A variety of different flowmeters have been developed, a number of which have been used or proposed for use in a wastewater monitoring system. One common class of flowmeters has a “primary” element and a “secondary” element. The primary element is a restriction in a flow line that induces a differential pressure and/or level, and the secondary element measures the differential pressure and/or level, converts the measurements into a flow rate, and records the flow rate data. Weirs and flumes are some of the oldest and most common devices used as flowmeter primary elements. More recently, flowmeters have been developed which use ultrasonic pulses to measure the liquid level, which is then converted into a flow rate.
A variety of drawbacks exist with conventional flowmeter monitoring systems.
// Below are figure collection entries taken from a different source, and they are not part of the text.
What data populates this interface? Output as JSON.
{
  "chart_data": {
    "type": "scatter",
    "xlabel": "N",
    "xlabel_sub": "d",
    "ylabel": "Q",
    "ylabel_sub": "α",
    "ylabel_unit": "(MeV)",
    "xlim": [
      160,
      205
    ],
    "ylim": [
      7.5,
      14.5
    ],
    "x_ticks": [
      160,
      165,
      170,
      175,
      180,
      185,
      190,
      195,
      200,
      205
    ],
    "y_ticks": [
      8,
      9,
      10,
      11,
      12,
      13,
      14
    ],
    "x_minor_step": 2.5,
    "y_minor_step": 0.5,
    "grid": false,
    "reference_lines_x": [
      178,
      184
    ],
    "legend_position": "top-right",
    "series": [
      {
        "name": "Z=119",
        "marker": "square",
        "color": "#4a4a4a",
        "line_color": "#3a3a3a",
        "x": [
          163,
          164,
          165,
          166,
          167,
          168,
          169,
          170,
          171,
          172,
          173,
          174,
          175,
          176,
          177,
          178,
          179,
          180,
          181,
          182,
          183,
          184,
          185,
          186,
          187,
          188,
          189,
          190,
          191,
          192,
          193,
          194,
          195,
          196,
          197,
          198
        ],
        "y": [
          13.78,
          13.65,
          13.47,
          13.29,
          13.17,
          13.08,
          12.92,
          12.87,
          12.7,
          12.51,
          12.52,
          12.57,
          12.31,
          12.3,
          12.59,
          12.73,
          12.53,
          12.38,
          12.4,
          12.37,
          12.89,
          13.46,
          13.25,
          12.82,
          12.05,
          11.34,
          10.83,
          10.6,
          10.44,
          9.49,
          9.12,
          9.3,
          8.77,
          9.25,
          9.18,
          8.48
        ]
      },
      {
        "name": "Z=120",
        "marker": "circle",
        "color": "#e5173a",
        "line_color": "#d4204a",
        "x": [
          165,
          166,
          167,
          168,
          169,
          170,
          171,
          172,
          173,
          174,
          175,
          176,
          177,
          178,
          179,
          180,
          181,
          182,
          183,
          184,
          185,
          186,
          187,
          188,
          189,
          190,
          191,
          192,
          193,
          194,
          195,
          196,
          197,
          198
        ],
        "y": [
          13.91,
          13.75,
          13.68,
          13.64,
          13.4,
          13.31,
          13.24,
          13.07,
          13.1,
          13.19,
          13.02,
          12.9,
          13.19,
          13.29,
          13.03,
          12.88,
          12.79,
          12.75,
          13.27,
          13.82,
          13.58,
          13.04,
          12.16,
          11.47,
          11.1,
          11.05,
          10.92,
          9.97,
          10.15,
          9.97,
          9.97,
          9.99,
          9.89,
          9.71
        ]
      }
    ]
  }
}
First, many flowmeter installations are configured to provide manual reading of the flow data that has been acquired over time. Reading the flow meter data can be a burdensome task. Generally, a field worker is required to travel to the physical location of the manhole, pry off the manhole cover, descend into the manhole, and attempt to collect the data from the secondary element of the installed flowmeter. Where numerous flowmeters are installed throughout a large municipal wastewater collection system, the task of collecting flow data from all of the flow meters can be a time-consuming, labor intensive (and therefore expensive) process. In situations of sudden rainfall events or other circumstances, it can be very difficult for field workers to monitor all of the flowmeters in the system, and a risk of overflow increases.
In addition to the difficulty in obtaining flow data from flowmeters installed in a wastewater collection system, flowmeters can also be expensive, and often require a high level of accuracy that can be difficult to maintain over time. Inaccurate liquid flow measurements in the context of a wastewater collection system can lead to serious or even disastrous results. Flowmeters may also require periodic inspection and cleaning, and can therefore be relatively expensive to maintain.
Various types of sewer monitoring systems have been developed or proposed to alleviate the need for manual data collection. One example is illustrated in U.S. Pat. No. 5,608,171 to Hunter et al. However, available sewer monitoring systems of the wireless variety generally require devices that are expensive or require expensive components, can be difficult to install or remove, and/or have limited functionality or compatibility with other equipment.
It would therefore be advantageous to provide an improved technique for monitoring sewers, storm drains, waterways, and other such areas, to prevent overflows, facilitate maintenance, and improve information available for municipal planning purposes.